Cash flow is the lifeblood of any business, especially more so for retailers. It enables you to meet your payroll, keep the lights on, and the doors open. It is important that your retail business has enough cash on hand to meet all your expenses, even in tough times.
There are a variety of external factors that can affect cash flow negatively such as the economy, bad business decisions, global pandemics, etc. Any of these can put retailers in a difficult situation where they don’t have enough liquid cash to meet their expenses. There are many steps that you, as a retailer, can take to ensure that you meet your expenses regardless of the situation.
Cash Flow – What is It?
To put it simply, cash flow is the money coming into your business and money going out of your business. The money coming into your retail business is from the sale of products to customers. The money going out of your business for expenses is for various expenses such as payroll, marketing costs, rent, supplies, etc.
Importance of Cash Flow Management for Retailers
For retailers, cash flow management hinges on two key points: how quickly they turn over inventory and how much gross margin they have on each sale.
It is important to maintain a good margin on each sale so that there is sufficient positive cash flow in the business. If your margins are too thin, there will not be enough cash left over to pay your bills.
Another significant area that affects cash flow negatively is poor inventory turnover. This can result from various factors such as too much upfront inventory, too much slow-moving inventory or too much inventory in the pipeline. Any of these will have a significant impact on your cash flow as they affect liquidity.
Understand Your Situation and Make A Plan
The first step in managing cash flow is understanding where your retail business stands. Begin by getting a handle on the following:
Cash On Hand
Find out how much cash you have on hand in the bank. This is the fuel for your business and will give you an understanding of what needs to be done to make ends meet, especially during times of economic hardship.
Inventory
Inventory is essential as a retail business thrives on products to sell. But badly managed inventory can destroy your business by tying up much-needed capital. Understand your inventory, where your money is tied up. Push perishable inventory out the door on a war footing before its expiry date. See what customers are buying and try to have more of that in inventory as opposed to products that haven’t garnered much interest.
If physical sales are difficult, try online sales to move inventory.
Debts
These are your business obligations. Understand what your expenses are and when they are due. Call your suppliers and try to renegotiate payment terms to postpone payments. Most creditors are willing to work with you, especially during tough times like the Covid 19 Pandemic.
Another major expense is your tax obligation to the government. For example, if you have sales in Maharashtra, then you would need to make your mahagst payment when due. The government has allowed for deferred payments of tax obligations. Check the GST Portal or ask your CA about details regarding deferred payments. Keep your gst certificate handy as you will need the details to get appropriate information.
Improve Cash Flow
Now that you have a picture of where you stand, you can begin the process of improving your cash flow. Here are some suggestions:
Cut Non-Essential Expenses
There are expenses that are essential for running your business, such as utility bills, payroll, marketing, rent etc. Non-essential expenses are things you can manage without, such as non-essential travel, paid perks, some paid subscriptions, etc. Make a list of all the expenses that your business can do without and cut them for the time being.
It is important to note that Marketing is an essential expense. It is what drives customers to your store. If necessary, reduce your budget and maybe modify your marketing strategy to meet the situational requirement. For example, if you are making more online sales as opposed to instore sales during the pandemic, shift your marketing focus towards online sales.
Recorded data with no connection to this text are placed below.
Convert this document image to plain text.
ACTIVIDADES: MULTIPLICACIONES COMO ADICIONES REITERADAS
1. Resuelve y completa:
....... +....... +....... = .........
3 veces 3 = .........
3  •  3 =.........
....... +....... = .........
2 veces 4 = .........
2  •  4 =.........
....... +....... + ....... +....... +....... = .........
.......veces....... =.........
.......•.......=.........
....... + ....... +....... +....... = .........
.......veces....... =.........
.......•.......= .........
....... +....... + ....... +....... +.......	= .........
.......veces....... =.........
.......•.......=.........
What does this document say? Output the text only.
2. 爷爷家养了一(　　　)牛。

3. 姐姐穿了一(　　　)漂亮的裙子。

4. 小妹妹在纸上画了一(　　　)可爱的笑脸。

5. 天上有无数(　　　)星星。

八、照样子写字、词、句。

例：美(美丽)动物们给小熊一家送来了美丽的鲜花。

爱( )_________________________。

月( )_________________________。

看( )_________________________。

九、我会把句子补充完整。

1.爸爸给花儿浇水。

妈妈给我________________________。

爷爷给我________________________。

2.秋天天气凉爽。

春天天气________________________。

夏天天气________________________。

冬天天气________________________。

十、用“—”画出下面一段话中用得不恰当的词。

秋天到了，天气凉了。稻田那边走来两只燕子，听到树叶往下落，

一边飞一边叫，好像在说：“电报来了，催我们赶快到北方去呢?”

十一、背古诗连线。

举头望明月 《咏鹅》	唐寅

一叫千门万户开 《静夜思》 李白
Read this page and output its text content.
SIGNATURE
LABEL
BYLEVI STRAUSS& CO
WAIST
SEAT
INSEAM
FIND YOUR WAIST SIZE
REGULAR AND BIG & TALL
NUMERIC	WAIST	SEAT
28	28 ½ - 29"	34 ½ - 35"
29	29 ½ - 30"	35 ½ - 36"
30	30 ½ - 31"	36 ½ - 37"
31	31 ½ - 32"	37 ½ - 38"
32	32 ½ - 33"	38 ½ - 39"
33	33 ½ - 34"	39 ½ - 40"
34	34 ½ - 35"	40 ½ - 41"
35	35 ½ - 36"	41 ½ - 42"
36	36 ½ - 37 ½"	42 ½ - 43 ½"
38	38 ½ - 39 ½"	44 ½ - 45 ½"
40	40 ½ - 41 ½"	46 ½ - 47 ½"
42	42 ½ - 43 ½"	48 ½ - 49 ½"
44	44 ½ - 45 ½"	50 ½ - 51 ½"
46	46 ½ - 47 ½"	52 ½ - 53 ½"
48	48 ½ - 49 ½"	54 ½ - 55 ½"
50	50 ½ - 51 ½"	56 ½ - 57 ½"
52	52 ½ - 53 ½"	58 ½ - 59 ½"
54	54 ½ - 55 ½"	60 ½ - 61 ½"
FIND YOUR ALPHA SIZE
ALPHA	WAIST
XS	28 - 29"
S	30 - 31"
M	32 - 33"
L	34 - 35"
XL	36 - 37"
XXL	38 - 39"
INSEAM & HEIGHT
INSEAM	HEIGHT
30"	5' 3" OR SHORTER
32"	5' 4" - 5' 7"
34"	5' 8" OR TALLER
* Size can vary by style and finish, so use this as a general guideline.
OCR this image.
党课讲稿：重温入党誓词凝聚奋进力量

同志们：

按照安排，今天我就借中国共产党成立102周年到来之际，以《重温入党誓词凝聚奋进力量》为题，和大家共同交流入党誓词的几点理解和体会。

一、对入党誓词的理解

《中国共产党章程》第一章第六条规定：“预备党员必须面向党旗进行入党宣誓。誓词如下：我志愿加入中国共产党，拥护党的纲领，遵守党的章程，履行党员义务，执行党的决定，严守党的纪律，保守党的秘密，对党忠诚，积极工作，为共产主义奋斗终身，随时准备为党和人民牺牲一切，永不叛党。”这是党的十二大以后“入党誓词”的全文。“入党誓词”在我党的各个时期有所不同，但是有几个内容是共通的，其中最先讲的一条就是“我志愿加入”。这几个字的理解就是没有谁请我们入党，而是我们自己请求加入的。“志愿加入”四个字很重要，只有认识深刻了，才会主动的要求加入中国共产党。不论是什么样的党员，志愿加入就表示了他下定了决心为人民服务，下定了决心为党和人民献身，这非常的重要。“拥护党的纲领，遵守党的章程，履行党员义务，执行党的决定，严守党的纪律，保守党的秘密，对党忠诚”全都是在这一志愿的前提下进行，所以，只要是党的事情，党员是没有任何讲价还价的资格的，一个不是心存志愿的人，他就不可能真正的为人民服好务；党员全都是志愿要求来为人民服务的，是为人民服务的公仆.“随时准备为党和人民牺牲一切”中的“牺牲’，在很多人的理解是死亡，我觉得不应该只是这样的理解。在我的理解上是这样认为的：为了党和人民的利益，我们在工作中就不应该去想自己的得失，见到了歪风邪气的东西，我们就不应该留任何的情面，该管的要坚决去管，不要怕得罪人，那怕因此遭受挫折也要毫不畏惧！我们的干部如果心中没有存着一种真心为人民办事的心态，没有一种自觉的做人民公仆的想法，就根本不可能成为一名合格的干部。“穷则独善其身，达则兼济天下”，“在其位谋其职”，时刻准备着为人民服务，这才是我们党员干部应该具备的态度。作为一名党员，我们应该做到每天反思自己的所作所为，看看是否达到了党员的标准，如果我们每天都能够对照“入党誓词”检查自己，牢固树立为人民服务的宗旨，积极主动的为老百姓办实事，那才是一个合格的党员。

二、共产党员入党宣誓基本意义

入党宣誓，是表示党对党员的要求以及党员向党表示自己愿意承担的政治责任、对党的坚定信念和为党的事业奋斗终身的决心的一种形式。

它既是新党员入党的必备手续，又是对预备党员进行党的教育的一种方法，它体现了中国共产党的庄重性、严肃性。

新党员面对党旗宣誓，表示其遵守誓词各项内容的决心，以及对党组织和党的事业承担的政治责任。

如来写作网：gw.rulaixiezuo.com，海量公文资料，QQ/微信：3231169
So unless your retail business is completely shut with no instore or online sales, try to avoid cutting marketing expenses.
Overhaul Your Inventory
Analyze your sales and understand what your customers buy. Adjust your inventory on hand, so you have more of the products that sell quickly and fewer products that tend to stay on hand for a long time before selling.
If you have too much inventory or a lot of perishable inventory, have a sale or promotion to sell those items quickly. Analyze your sales vs your purchases and try to spread your procurement over a period of time. The idea is to minimize the time that the inventory stays in your store before being bought by a customer. These steps will help you free up much-needed capital.
While the above suggestions will help you improve your cash flow, they are just the starting points. There are many ways that you can free up cash. Talk to your staff, you will be surprised at the insight they can provide. Most importantly keep analyzing your cash flow so that you can take action proactively as and when required.